BNPL Fintech Affirm Holdings Inc. (NASDAQ: AFRM) unveiled its fiscal second-quarter 2026 earnings on February 5, 2026, showcasing impressive operational momentum despite broader market uncertainties. The San Francisco-based fintech reported revenue of $1.12 billion, surpassing analyst projections of $1.06 billion by approximately 5.7%.
This marked a substantial year-over-year increase, driven by heightened consumer adoption of flexible payment options during a period of persistent inflation and cautious spending.
A key standout was the company’s gross merchandise volume (GMV), which surged 36% from the prior year, reaching levels that underscored Affirm’s expanding footprint in e-commerce and retail.
This growth persisted even amid challenges, including a major merchant partner transition that temporarily weighed on volumes.
The Affirm Card, a hybrid debit and credit product, emerged as a star performer, with its GMV skyrocketing 160% year-over-year, fueled by a 121% jump in active cardholders.

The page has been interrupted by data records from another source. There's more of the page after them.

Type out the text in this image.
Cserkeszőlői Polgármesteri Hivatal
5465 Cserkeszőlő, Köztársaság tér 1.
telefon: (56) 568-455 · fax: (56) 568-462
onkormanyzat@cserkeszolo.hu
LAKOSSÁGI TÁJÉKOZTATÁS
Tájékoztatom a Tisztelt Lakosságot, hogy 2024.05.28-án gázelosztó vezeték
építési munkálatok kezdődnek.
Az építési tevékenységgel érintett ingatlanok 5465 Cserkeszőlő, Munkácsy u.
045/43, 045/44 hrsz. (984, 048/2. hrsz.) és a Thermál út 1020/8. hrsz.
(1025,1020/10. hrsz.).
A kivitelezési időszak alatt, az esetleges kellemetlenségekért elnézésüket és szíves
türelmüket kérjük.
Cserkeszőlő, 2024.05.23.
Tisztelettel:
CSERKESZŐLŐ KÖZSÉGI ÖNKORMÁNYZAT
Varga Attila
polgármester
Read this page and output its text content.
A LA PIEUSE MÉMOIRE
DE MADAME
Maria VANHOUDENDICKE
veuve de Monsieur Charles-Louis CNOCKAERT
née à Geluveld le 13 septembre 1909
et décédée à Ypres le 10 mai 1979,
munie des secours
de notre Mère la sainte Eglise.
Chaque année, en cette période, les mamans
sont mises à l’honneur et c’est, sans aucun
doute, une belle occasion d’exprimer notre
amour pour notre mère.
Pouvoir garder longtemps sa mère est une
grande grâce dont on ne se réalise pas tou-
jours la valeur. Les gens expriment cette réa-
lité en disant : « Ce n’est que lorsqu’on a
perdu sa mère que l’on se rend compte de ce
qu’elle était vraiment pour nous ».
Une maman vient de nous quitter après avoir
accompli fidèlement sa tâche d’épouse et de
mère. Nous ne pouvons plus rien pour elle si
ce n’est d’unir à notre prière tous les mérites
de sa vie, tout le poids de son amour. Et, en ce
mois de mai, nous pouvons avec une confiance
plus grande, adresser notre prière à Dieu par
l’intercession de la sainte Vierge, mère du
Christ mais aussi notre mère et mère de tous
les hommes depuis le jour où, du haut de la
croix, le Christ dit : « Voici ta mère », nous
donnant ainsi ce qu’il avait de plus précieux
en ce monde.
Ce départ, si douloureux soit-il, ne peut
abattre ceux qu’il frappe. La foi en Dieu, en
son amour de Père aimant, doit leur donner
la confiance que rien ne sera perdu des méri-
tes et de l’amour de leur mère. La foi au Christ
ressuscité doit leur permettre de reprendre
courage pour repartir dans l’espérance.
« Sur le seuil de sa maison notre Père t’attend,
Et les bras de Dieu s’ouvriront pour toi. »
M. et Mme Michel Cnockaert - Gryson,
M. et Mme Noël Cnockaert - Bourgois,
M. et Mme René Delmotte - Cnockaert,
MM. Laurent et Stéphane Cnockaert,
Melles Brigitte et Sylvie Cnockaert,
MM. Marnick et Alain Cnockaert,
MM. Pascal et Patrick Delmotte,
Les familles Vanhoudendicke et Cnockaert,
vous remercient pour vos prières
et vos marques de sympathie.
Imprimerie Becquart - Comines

Active consumers overall grew significantly, contributing to higher transaction volumes and reinforcing Affirm’s strategy to diversify beyond traditional installment loans.
On the profitability front, Affirm delivered an earnings per share (EPS) of $0.37, exceeding consensus estimates of $0.27 by 37%.
This adjusted figure reflects improved operational efficiency, with management emphasizing disciplined credit underwriting and risk management.
However, the company continues to navigate net losses on a GAAP basis, a common trait in the high-growth fintech sector, as investments in technology and partnerships take precedence.
Looking ahead, Affirm provided optimistic guidance, projecting GMV growth of 30% for Q3 and 25% for Q4.
Revenue-less-transaction-costs (RLTC) margins are expected to hover slightly above 4% for the second half of the fiscal year, signaling confidence in sustained profitability amid economic headwinds.
CEO Max Levchin has highlighted the early stages of “agenda commerce” integration, noting ample opportunities for embedding Affirm’s payment buttons across various platforms, including those with human oversight.
He stressed that while no immediate announcements are forthcoming, shareholders should hold the company accountable for expanding its presence in emerging commerce channels.
Market reaction to the report was mixed, with Affirm’s shares dipping 4.41% in after-hours trading on February 5, closing at $59.50.
By the morning of February 6, the stock had stabilized but remained below its 52-week high of $100, reflecting broader investor caution amid volatile tech valuations and interest rate concerns.
Analysts attributed the pullback to profit-taking rather than fundamental weaknesses, pointing to the company’s strong execution as a counterbalance.
Industry experts echoed this sentiment.
Analysts at Goldman Sachs acknowledged Affirm’s “strategic focus and execution,” raising their price target to $95, citing the Affirm Card’s momentum as a key driver for long-term revenue diversification.
Similarly, Wells Fargo’s team noted in a post-earnings note that the 36% GMV expansion “demonstrates resilience in a softening retail environment,” while forecasting full-year fiscal 2026 revenues at $4.05 billion, a 25.7% rise.
Deutsche Bank’s insights highlighted potential upside from partnerships, warning that macroeconomic factors like consumer debt levels could pose risks but affirming a buy rating.
Overall, Wall Street‘s consensus remains bullish, with a median price target of $95 across 38 analysts, implying significant upside from current levels.